Последний день

      Стоял июльский полдень. Нещадно палило солнце. Вездесущие воробьи попрятались от жары в тень деревьев и тихо сидели на ветвях, широко раскрыв клювики. На пустынной улице никого не было видно. Взрослые занимались домашними делами, мальчишки мокли в речке, а девочки, чем могли, помогали своим матерям. Среди дороги, на боку, мирно отдыхала здоровая собака и, услышав звук приближающейся машины, лениво уходила с проезжей части, чтобы потом снова вернуться на понравившееся ей место. От жары даже листочки на яблоньке повяли и стали сворачиваться. 
    На лавочке у калитки курил дешёвую сигарету седоусый дедушка. Одет он был не по погоде. На его голове красовалась старая кроличья шапка, а ноги были обуты во всё повидавшие на своём веку, треснувшие на сгибах и подшитые чёрной дратвой валенки. Удивительно, как они сохранились в наш век, почему не съела их моль и не выкинули на помойку, как отслужившие свой срок, его взрослые дети. На нём были тёплые, стёганые штаны и телогрейка, какие теперь показывают в хронике строительства великих строек прошлого века. Не жарко было ему сидеть на лавочке в этот солнечный день, вспоминая прожитую жизнь.
    Если бы возможно было прожить жизнь заново, как бы он прожил её? Совершил бы снова те ошибки в жизни, которые уже сейчас невозможно исправить или сумел как-то их обойти?
    Как сейчас, видел он перед собою свою первую любовь – хрупкую, тихую, всегда застенчиво улыбающуюся, при встречах с ним, девушку. Звали её обычным по тому времени именем – Муся.

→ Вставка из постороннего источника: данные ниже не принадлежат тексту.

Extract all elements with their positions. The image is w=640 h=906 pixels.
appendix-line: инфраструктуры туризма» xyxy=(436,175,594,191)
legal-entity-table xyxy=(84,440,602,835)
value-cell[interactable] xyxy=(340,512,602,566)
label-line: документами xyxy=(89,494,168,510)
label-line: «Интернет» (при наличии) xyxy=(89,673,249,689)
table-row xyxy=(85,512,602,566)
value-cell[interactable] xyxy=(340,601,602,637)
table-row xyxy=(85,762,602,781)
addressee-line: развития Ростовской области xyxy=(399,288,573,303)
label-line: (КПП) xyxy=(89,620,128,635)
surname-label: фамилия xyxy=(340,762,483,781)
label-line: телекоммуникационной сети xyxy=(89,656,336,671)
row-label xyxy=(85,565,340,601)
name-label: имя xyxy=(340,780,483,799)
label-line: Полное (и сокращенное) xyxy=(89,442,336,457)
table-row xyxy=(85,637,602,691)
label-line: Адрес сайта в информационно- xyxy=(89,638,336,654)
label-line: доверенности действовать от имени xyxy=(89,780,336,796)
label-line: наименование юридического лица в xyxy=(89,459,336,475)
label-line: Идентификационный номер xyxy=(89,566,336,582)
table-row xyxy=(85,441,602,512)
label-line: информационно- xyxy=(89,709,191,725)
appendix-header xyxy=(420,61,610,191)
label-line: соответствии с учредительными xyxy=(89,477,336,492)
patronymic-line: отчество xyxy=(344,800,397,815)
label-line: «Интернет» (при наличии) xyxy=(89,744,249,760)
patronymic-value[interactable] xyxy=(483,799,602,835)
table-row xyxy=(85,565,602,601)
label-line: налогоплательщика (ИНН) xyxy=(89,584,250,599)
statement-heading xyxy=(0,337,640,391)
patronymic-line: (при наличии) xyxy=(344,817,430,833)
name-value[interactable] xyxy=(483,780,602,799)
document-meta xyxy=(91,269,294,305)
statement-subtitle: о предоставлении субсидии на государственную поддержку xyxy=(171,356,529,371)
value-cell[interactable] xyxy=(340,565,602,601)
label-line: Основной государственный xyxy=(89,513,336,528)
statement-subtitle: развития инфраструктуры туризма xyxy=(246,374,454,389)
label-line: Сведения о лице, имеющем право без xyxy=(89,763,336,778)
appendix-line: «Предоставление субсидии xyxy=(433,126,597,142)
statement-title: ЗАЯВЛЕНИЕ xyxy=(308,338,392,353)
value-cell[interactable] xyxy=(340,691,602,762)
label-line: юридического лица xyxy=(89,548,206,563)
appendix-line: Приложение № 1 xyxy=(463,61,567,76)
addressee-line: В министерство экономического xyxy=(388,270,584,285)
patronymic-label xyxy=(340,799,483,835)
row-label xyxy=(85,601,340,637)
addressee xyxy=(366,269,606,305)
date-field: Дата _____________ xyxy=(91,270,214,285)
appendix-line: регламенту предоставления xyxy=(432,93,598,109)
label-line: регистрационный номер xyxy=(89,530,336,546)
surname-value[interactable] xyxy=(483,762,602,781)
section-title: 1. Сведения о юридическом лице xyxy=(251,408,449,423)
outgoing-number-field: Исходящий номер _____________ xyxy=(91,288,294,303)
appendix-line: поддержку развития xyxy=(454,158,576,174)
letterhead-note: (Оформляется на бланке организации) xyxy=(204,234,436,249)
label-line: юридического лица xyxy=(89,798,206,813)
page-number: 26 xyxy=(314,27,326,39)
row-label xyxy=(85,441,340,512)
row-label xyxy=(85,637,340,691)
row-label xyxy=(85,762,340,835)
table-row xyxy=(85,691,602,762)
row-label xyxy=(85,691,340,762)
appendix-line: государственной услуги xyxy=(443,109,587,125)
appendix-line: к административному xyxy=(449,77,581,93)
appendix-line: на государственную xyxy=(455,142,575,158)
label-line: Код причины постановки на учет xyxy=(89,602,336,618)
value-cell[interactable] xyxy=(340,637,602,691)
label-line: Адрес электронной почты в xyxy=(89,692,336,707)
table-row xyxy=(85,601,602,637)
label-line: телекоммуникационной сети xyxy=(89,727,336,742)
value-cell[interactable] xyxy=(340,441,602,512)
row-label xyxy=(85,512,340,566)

    Ему было восемнадцать, да и ей, наверное, было столько же. Работали они на строительстве жилого дома, а по вечерам ходили в вечернюю школу, в десятый класс. Он специально выбрал в классе ряд и место за партой так, чтобы она всегда была у него на виду. Он любовался её нежными завитушками волос, вздёрнутым носиком и загадочной, милой улыбкой.
    Никогда не было у него девочек, и ему страшно было сказать Мусе о том, что она ему безумно нравится. Он испытывал огромное удовольствие от случайных прикосновений к её рукам при встречах в раздевалке и был безмерно счастлив, когда однажды, после занятий в школе, пошёл провожать Мусю до дома. Она что-то тихо говорила ему своим тоненьким голоском, а он, держа маленькую ладошку девушки в своих жёстких, от работы, руках, шёл рядом. Не рассказал он и уже никогда не расскажет о своих чувствах, о том, что боготворил её, души в ней не чаял, не успел обнять, нежно погладить, поцеловать.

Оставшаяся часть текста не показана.